Until now, Jim has been reluctant to sell his truck, but as we talked yesterday, the reality of the next few months hit him & we talked about what to do to accomodate him at home. He said sell the truck. I will sell my piano. We will clear whatever is necessary from the family room to set him up in there. He was ready to let go of a lot of things. I will be contacting someone I know who works for a lady who sets up & conducts sales. I believe she will help in pricing items correctly, also. We have items from his Dad's and my Mom's estates that we planned to use when we remodeled the house, plus we have been helpless collectors every since we married almost 21 years ago.
I do get overwhelmed when I think ahead, I must admit. These are the things I think about, that I would like you to pray about:
Will someone have to be with Jim 24/7? How will I work and take care of Jim at the same time? How will I turn him, get him out of bed? Will he still be tube fed? Will I need suctioning equipment? Can I get an electric bed and a lift? What if he needs to go to the doctor? How will he ever be able to get out of the house? What about therapies for him as our insurance only covers a few visits per year? Will I need to sleep in the same room he will be in so I can hear him if he needs me?
I know the Social Worker will help us with many of these questions. I do not voice these concerns to Jim for I do not want any other discouragement to set in now when he is just beginning therapy. It will be huge if we can get the swallowing issue resolved. I can handle the trach, I can even handle the tube feedings, but it would make a big difference if he could swallow. I do not want him to go to a nursing home & I know from the way he talks that that has never entrered his mind. He expects to come home.
God is bigger than all my problems, that I know. But in my weakness I find myself thinking about these things over & over. Pray that I will have peace, trust in God to work things out to His glory. Pray that I will make these verses a reality in our life:
Matt 6:25-34
25 "Therefore I say to you, do not worry about your life, what you will eat or what you will drink; nor about your body, what you will put on. Is not life more than food and the body more than clothing?
26 Look at the birds of the air, for they neither sow nor reap nor gather into barns; yet your heavenly Father feeds them.

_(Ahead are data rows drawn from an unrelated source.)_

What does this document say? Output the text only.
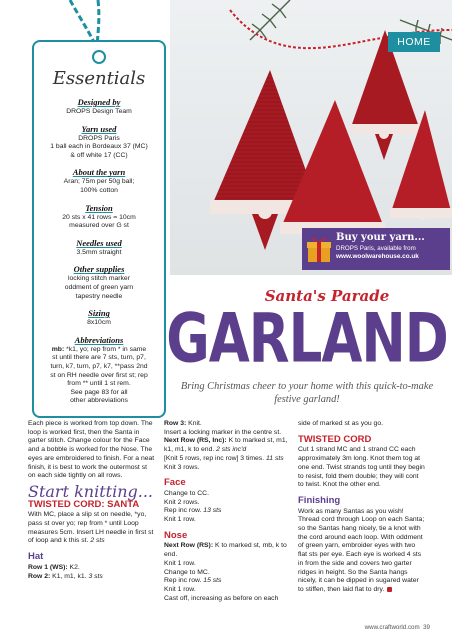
Essentials
Designed by
DROPS Design Team
Yarn used
DROPS Paris
1 ball each in Bordeaux 37 (MC)
& off white 17 (CC)
About the yarn
Aran; 75m per 50g ball;
100% cotton
Tension
20 sts x 41 rows = 10cm
measured over G st
Needles used
3.5mm straight
Other supplies
locking stitch marker
oddment of green yarn
tapestry needle
Sizing
8x10cm
Abbreviations
mb: *k1, yo; rep from * in same
st until there are 7 sts, turn, p7,
turn, k7, turn, p7, k7, **pass 2nd
st on RH needle over first st; rep
from ** until 1 st rem.
See page 83 for all
other abbreviations
HOME
Buy your yarn...
DROPS Paris, available from
www.woolwarehouse.co.uk
Santa's Parade
GARLAND
Bring Christmas cheer to your home with this quick-to-make festive garland!
Each piece is worked from top down. The loop is worked first, then the Santa in garter stitch. Change colour for the Face and a bobble is worked for the Nose. The eyes are embroidered to finish. For a neat finish, it is best to work the outermost st on each side tightly on all rows.
Start knitting...
TWISTED CORD: SANTA
With MC, place a slip st on needle, *yo, pass st over yo; rep from * until Loop measures 5cm. Insert LH needle in first st of loop and k this st. 2 sts
Hat
Row 1 (WS): K2.
Row 2: K1, m1, k1. 3 sts
Row 3: Knit.
Insert a locking marker in the centre st.
Next Row (RS, Inc): K to marked st, m1, k1, m1, k to end. 2 sts inc'd
[Knit 5 rows, rep inc row] 3 times. 11 sts
Knit 3 rows.
Face
Change to CC.
Knit 2 rows.
Rep inc row. 13 sts
Knit 1 row.
Nose
Next Row (RS): K to marked st, mb, k to end.
Knit 1 row.
Change to MC.
Rep inc row. 15 sts
Knit 1 row.
Cast off, increasing as before on each
side of marked st as you go.
TWISTED CORD
Cut 1 strand MC and 1 strand CC each approximately 3m long. Knot them tog at one end. Twist strands tog until they begin to resist, fold them double; they will cont to twist. Knot the other end.
Finishing
Work as many Santas as you wish! Thread cord through Loop on each Santa; so the Santas hang nicely, tie a knot with the cord around each loop. With oddment of green yarn, embroider eyes with two flat sts per eye. Each eye is worked 4 sts in from the side and covers two garter ridges in height. So the Santa hangs nicely, it can be dipped in sugared water to stiffen, then laid flat to dry.
www.craftworld.com 39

Are you not of more value than they? 27 Which of you by worrying can add one cubit to his stature? 28 "So why do you worry about clothing? Consider the lilies of the field, how they grow: they neither toil nor spin; 29 and yet I say to you that even Solomon in all his glory was not arrayed like one of these. 30 Now if God so clothes the grass of the field, which today is, and tomorrow is thrown into the oven, will He not much more clothe you, O you of little faith? 31 "Therefore do not worry , saying, 'What shall we eat?' or 'What shall we drink?' or 'What shall we wear?' 32 For after all these things the Gentiles seek. For your heavenly Father knows that you need all these things. 33 But seek first the kingdom of God and His righteousness, and all these things shall be added to you. 34 Therefore do not worry about tomorrow, for tomorrow will worry about its own things. Sufficient for the day is its own trouble.